Thursday, November 11, 2010

Part of the problem or the soultion

Although there's no justification, when we go out and enjoy our action-filled violent movies, what price are we paying for it with our souls? I must admit that I enjoy an action-filled movie, but I’m beginning to query myself about that enjoyment. Is it the acts of violence themselves that I enjoy or simply the thrill of witnessing graphically violent imagery?

Lately some of the really gory movies have been making me sick to the stomach. Movies specifically about killing victims in the most horrific ways have ceased to be entertaining to me. When nearly everyone in the plot dies so gruesomely and there is no message of redemption you wonder why are we watching such movies and calling it "entertainment"?

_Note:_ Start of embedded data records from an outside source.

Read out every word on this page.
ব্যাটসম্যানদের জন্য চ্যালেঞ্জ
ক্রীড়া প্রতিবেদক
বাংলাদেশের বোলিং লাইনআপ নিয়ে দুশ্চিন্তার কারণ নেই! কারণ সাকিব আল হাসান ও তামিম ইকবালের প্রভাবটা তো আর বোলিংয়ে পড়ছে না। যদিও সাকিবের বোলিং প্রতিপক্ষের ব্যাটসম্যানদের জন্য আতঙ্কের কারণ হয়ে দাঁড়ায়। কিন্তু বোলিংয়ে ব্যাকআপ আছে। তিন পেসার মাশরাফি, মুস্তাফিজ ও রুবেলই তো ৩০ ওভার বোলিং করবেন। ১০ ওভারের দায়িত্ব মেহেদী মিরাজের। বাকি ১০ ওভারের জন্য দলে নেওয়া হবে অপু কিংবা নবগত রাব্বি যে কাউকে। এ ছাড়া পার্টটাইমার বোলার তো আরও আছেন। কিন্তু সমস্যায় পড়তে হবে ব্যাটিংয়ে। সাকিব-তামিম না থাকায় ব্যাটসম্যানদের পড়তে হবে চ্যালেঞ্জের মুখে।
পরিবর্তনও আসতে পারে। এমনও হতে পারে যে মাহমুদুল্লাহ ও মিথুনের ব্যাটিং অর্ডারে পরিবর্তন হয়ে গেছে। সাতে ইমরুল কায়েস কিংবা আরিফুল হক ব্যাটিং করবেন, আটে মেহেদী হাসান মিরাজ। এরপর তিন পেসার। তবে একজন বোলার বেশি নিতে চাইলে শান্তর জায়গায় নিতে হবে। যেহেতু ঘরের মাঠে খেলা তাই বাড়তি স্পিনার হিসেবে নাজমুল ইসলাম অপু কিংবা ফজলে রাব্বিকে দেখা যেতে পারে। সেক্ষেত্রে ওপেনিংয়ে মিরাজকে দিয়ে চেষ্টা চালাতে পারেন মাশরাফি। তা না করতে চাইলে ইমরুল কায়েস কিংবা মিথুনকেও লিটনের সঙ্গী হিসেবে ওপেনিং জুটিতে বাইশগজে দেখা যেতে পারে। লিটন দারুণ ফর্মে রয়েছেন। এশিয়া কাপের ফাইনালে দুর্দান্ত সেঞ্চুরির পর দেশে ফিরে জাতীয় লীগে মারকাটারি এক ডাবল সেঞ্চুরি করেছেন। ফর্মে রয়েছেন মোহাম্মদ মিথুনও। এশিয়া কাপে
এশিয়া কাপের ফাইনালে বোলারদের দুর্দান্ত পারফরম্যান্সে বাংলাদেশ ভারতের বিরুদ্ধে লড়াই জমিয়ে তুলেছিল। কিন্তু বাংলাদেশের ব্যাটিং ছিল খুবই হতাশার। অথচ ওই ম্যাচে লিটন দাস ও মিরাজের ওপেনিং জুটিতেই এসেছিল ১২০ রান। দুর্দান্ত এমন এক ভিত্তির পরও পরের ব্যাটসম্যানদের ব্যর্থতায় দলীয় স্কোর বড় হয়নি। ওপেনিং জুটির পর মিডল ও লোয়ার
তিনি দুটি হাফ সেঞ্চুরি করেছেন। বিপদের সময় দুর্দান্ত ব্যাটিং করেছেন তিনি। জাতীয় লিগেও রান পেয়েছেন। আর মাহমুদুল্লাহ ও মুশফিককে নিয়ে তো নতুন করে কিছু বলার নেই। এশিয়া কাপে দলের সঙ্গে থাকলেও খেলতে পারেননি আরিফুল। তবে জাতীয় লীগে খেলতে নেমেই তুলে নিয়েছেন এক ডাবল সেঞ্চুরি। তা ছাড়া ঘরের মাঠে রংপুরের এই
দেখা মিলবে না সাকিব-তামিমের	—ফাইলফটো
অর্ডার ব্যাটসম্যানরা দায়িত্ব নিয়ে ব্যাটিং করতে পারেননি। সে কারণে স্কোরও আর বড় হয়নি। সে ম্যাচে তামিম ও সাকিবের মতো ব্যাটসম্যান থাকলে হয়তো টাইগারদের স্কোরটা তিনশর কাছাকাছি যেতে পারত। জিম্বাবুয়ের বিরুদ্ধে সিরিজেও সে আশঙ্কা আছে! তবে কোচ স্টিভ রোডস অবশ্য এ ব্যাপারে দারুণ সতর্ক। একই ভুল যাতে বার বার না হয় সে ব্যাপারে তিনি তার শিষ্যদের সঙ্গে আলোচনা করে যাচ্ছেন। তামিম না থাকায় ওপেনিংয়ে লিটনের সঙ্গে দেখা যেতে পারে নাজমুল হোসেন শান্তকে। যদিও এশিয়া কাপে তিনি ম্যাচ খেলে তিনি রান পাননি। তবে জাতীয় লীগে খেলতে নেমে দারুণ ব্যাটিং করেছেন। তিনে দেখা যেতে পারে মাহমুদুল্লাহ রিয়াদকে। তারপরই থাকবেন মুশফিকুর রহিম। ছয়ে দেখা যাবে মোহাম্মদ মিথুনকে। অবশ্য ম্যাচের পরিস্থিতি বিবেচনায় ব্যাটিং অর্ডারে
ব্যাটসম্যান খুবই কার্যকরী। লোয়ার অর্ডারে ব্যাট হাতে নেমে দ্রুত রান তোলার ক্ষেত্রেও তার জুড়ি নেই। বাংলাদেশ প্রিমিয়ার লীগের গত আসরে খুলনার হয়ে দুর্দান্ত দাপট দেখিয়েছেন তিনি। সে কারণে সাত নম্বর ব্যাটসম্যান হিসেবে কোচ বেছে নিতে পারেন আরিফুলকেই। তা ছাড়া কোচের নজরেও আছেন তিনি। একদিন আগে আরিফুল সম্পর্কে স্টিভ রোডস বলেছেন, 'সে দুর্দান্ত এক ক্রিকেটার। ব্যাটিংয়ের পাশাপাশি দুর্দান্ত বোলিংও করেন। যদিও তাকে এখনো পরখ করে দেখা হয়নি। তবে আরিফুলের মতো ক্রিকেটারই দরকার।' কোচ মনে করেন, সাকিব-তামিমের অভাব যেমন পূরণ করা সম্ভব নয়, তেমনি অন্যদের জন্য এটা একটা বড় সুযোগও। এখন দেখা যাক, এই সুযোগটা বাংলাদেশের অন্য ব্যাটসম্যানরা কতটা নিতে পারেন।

What message is the movie industry sending us? Better still, what messages are we, in turn, sending to the movie producers? Their bottom line is making money for the producers, so when they produce those bloody violent movies they do so with the understanding of what’s most marketable. Violence sells “big time” so let’s not blame business people for delivering what the people willingly pay to see.

In the same manner violent video games are very popular among our youth. Blowing away people, making the most horrific destructive scenes and the like is the attraction. The more graphically depicted the better it sells. Do we blame the game creators for delivering to the purchasing public what they are most eager to possess?

Pornography has long been a very lucrative market. It is like a plague that seemingly focuses on those males who have a problem in dealing with their sexual appetites. It gives these men what they want to see in order to scratch an itch they can’t reach as readily or as easily in real life. Are we to blame the producers of such graphically explicit material that even involves minors when there is a market that quickly sucks up all they produce?

Wherein lies the problem? The movies and games are usually fictional, but the actual people that cater to this sort of material are real. We may cut up the films and destroy the games but the only way to eradicate the source of the problem is to eradicate the people that are carrying the problems. Since we can’t go around killing everyone that is causing the problem where is the solution?

I am part of the problem because I have either willingly and intentionally purchased or participated in the production or purchase of such product. To the degree that I have participated is the degree of blame that I shoulder.

Perhaps I should be stoned for my crime against morality, but whom could we find that would be worthy of my stoning? Let he or she who without sin cast the first stone. Make sure that their violent action in my stoning does not find making them guilty of evil as well.

As I read of the Connecticut man who was condemned to death for a night of terror inside a suburban home in which a woman was strangled and her two daughters tied to their beds, doused in gasoline and left to die in a fire, I wonder who is to blame.

These were not actors in a violent movie or game. These victims will never come back. The criminals were among the sickest of the sick. Are we not a bit culpable here?

Even though we don't condone such behavior, if we're the consumers of violence that is sold to us as entertainment, where does our appetite fit in this equation?

Until we stop being the willing consumers of violence and in essence thereby condoning it, we are part of the problem and not the solution. I am not worthy of even casting the one hundredth stone here. What about you?